In attempt to avoid drastic measures being imposed by the European Commission, Lloyds Banking Group and Royal Bank of Scotland have submitted restructuring proposals to Brussels on how to slash their businesses. The two banks, which have received £35 billion in aid from the British Government between them, have promised to reduce their share of certain markets and sell businesses.
Yesterday the Commission published guidelines explaining its approach for assessing state aid to banks. Member governments can provide financial assistance to avoid a banking crisis, but the aid must be limited and not strangle competition. The Commission said banks must shape their business so they have a long-term future without aid.
RBS, which is 70 % state-owned, has already signed up to selling or winding down £240 billion of “non-core” assets.
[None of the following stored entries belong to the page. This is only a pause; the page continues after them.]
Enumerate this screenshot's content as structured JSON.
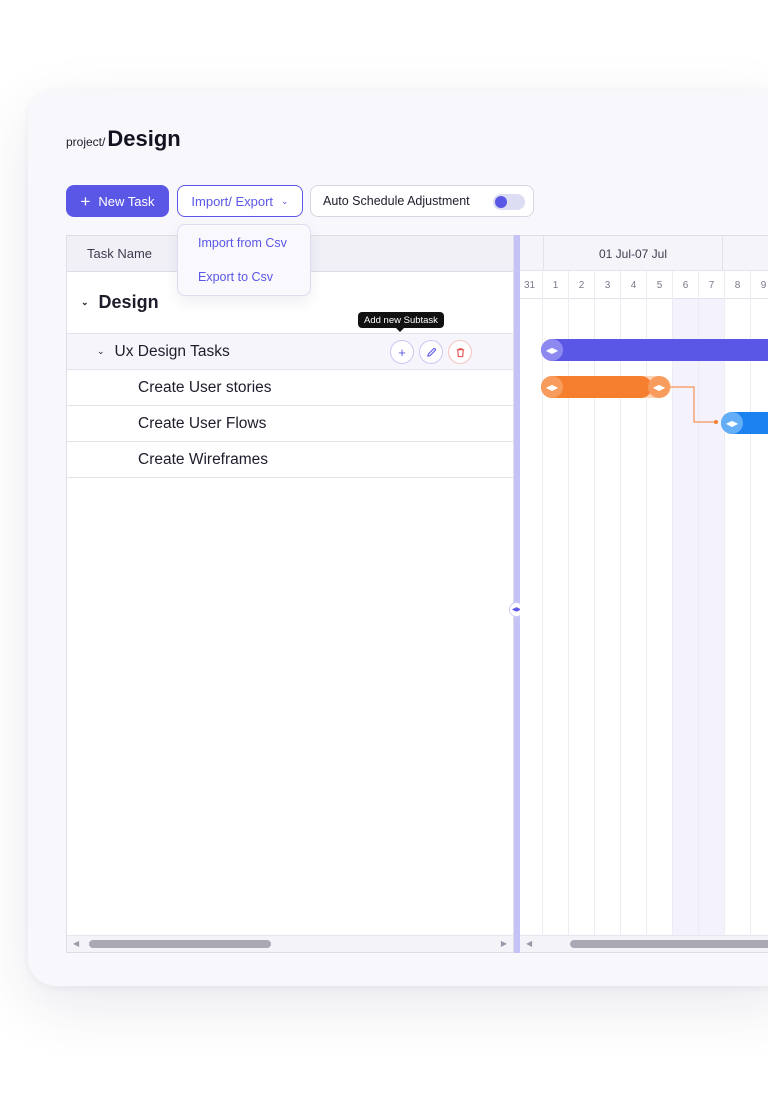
{
  "breadcrumb": {
    "prefix": "project/",
    "title": "Design"
  },
  "toolbar": {
    "new_task_label": "New Task",
    "import_export_label": "Import/ Export",
    "auto_schedule_label": "Auto Schedule Adjustment",
    "auto_schedule_enabled": true
  },
  "dropdown": {
    "items": [
      "Import from Csv",
      "Export to Csv"
    ]
  },
  "table": {
    "header": "Task Name",
    "project": "Design",
    "group": "Ux Design Tasks",
    "subtasks": [
      "Create User stories",
      "Create User Flows",
      "Create Wireframes"
    ]
  },
  "tooltip": {
    "text": "Add new Subtask"
  },
  "gantt": {
    "week_label": "01 Jul-07 Jul",
    "days": [
      "31",
      "1",
      "2",
      "3",
      "4",
      "5",
      "6",
      "7",
      "8",
      "9"
    ]
  },
  "colors": {
    "accent": "#5b57e6",
    "orange": "#f57f2e",
    "blue": "#1c82f0",
    "delete": "#e24a4a"
  }
}
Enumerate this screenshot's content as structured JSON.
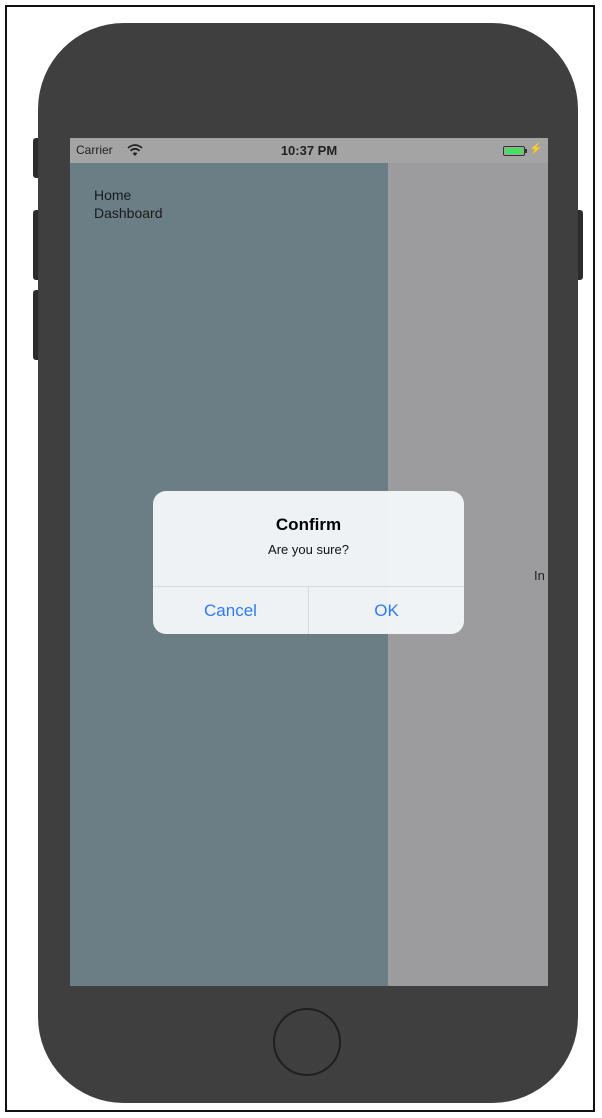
{
  "status_bar": {
    "carrier": "Carrier",
    "time": "10:37 PM",
    "wifi_icon": "wifi-icon",
    "battery_icon": "battery-icon",
    "charge_icon": "charging-bolt-icon",
    "charge_glyph": "⚡"
  },
  "drawer": {
    "items": [
      {
        "label": "Home"
      },
      {
        "label": "Dashboard"
      }
    ]
  },
  "main": {
    "peek_text": "In"
  },
  "alert": {
    "title": "Confirm",
    "message": "Are you sure?",
    "cancel_label": "Cancel",
    "ok_label": "OK"
  },
  "colors": {
    "drawer_bg": "#6b7e85",
    "overlay_bg": "#9c9c9e",
    "alert_button": "#2f7bf5",
    "device_body": "#3f3f3f"
  }
}
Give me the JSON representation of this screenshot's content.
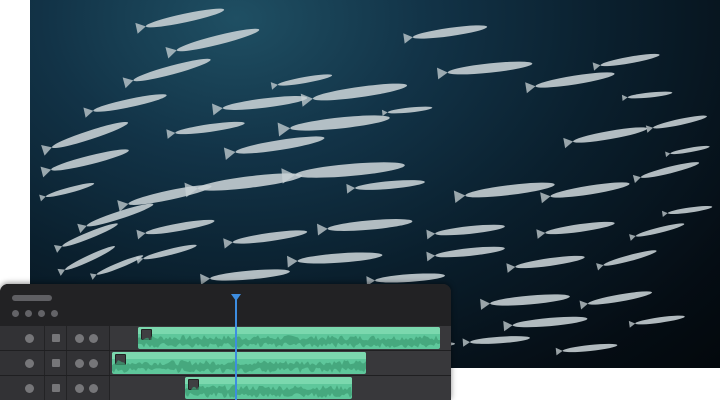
{
  "photo": {
    "subject": "barracuda-school-underwater",
    "colors": {
      "water_light": "#1f4f63",
      "water_dark": "#03080c",
      "fish": "#c9d3d6"
    }
  },
  "timeline": {
    "colors": {
      "panel": "#2a2a2c",
      "clip": "#5ec79b",
      "clip_highlight": "#7bd8ae",
      "playhead": "#3d8de0"
    },
    "tracks": [
      {
        "name": "track-1",
        "clip": "audio-clip-1"
      },
      {
        "name": "track-2",
        "clip": "audio-clip-2"
      },
      {
        "name": "track-3",
        "clip": "audio-clip-3"
      }
    ],
    "icons": [
      "track-toggle-icon",
      "track-lock-icon",
      "track-mute-icon",
      "track-solo-icon"
    ]
  }
}
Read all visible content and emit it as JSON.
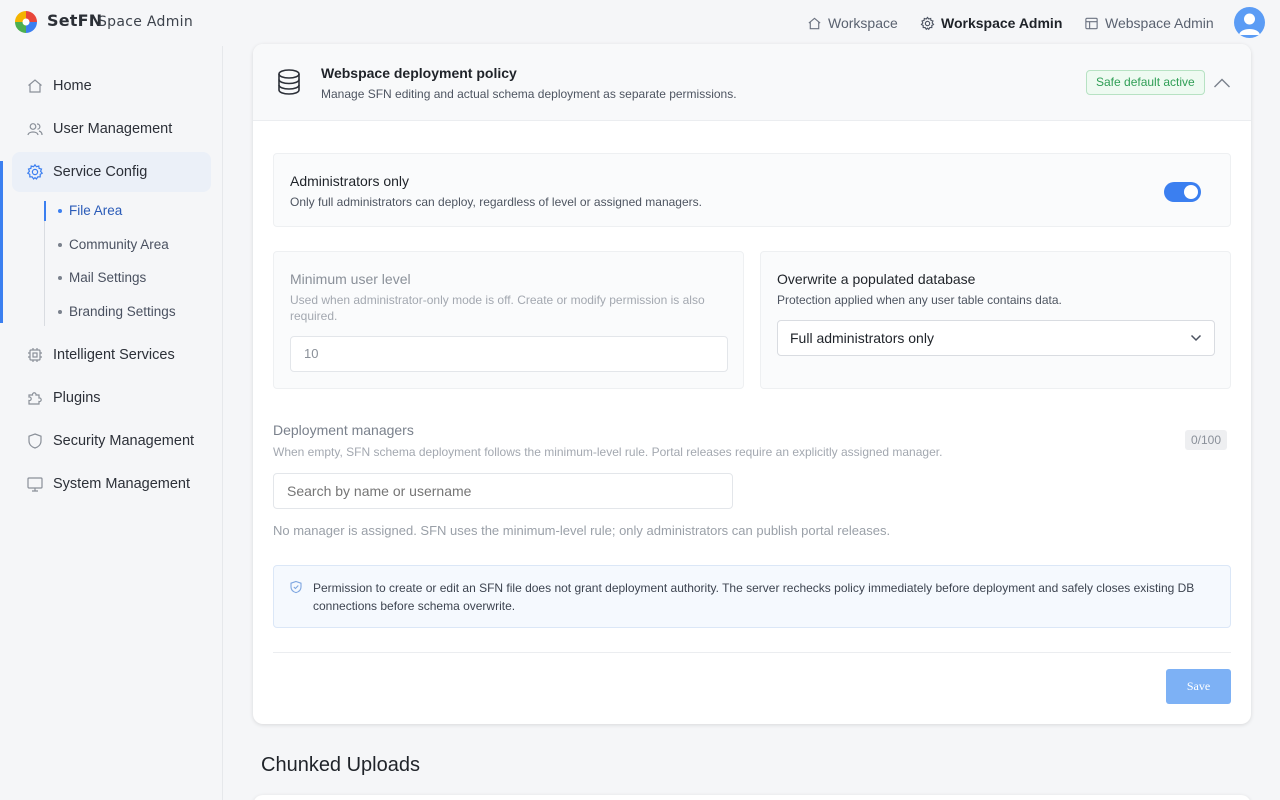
{
  "app": {
    "brand": "SetFN",
    "subtitle": "Space Admin"
  },
  "topnav": [
    {
      "label": "Workspace",
      "icon": "home-icon"
    },
    {
      "label": "Workspace Admin",
      "icon": "gear-icon",
      "active": true
    },
    {
      "label": "Webspace Admin",
      "icon": "layout-icon"
    }
  ],
  "sidebar": {
    "items": [
      {
        "label": "Home",
        "icon": "home-icon"
      },
      {
        "label": "User Management",
        "icon": "users-icon"
      },
      {
        "label": "Service Config",
        "icon": "gear-icon",
        "active": true
      },
      {
        "label": "Intelligent Services",
        "icon": "chip-icon"
      },
      {
        "label": "Plugins",
        "icon": "puzzle-icon"
      },
      {
        "label": "Security Management",
        "icon": "shield-icon"
      },
      {
        "label": "System Management",
        "icon": "monitor-icon"
      }
    ],
    "subitems": [
      {
        "label": "File Area",
        "active": true
      },
      {
        "label": "Community Area"
      },
      {
        "label": "Mail Settings"
      },
      {
        "label": "Branding Settings"
      }
    ]
  },
  "policy": {
    "title": "Webspace deployment policy",
    "description": "Manage SFN editing and actual schema deployment as separate permissions.",
    "badge": "Safe default active",
    "admin_only": {
      "title": "Administrators only",
      "description": "Only full administrators can deploy, regardless of level or assigned managers.",
      "enabled": true
    },
    "min_level": {
      "title": "Minimum user level",
      "description": "Used when administrator-only mode is off. Create or modify permission is also required.",
      "value": "10"
    },
    "overwrite": {
      "title": "Overwrite a populated database",
      "description": "Protection applied when any user table contains data.",
      "selected": "Full administrators only"
    },
    "managers": {
      "title": "Deployment managers",
      "description": "When empty, SFN schema deployment follows the minimum-level rule. Portal releases require an explicitly assigned manager.",
      "counter": "0/100",
      "search_placeholder": "Search by name or username",
      "empty_message": "No manager is assigned. SFN uses the minimum-level rule; only administrators can publish portal releases."
    },
    "note": "Permission to create or edit an SFN file does not grant deployment authority. The server rechecks policy immediately before deployment and safely closes existing DB connections before schema overwrite.",
    "save_label": "Save"
  },
  "next_section": {
    "title": "Chunked Uploads"
  },
  "colors": {
    "accent": "#3b7ff0",
    "success": "#2f9e55",
    "save_button": "#7db1f5"
  }
}
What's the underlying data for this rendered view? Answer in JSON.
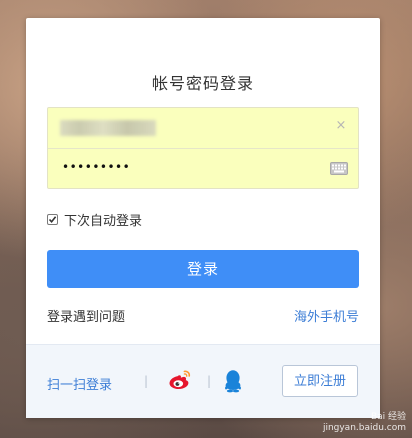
{
  "login_card": {
    "title": "帐号密码登录",
    "username_field": {
      "value_obscured": true,
      "clear_icon": "×"
    },
    "password_field": {
      "masked_value": "•••••••••",
      "keyboard_icon_name": "keyboard-icon"
    },
    "remember_label": "下次自动登录",
    "remember_checked": true,
    "login_button_label": "登录",
    "problem_link": "登录遇到问题",
    "overseas_link": "海外手机号"
  },
  "footer": {
    "scan_login": "扫一扫登录",
    "separator": "|",
    "social_icons": [
      "weibo-icon",
      "qq-icon"
    ],
    "register_button_label": "立即注册"
  },
  "watermark": {
    "brand": "Bai 经验",
    "site": "jingyan.baidu.com"
  },
  "colors": {
    "primary_button": "#3f8ef7",
    "link": "#3d7ed6",
    "autofill_bg": "#faffbd",
    "footer_bg": "#f2f6fb"
  }
}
It has put its Asian businesses on the block and is expected also to sell some European divisions. Meanwhile, Lloyds, which is 43 % owned by the Government, is selling one of its asset management businesses. Besides, it is expected to put several more assets up for sale, potentially including Clerical Medical and Scottish Widows.
However, Lloyds is likely to have to sign up for substantial reductions in its share of the current account, mortgage and small business markets in order to appease the Commission`s concerns about its near-30% grip on high-street lending. Europe is also likely to want cuts in its huge branch network.
In addition, Brussels is in the final stages of considering a plan by the UK to divide Northern Rock into a “bad” and “good” bank, and to use the clean part of the nationalized lender to pump out £14 billion in new mortgage lending. The Commission is expected to rule on the plan in September.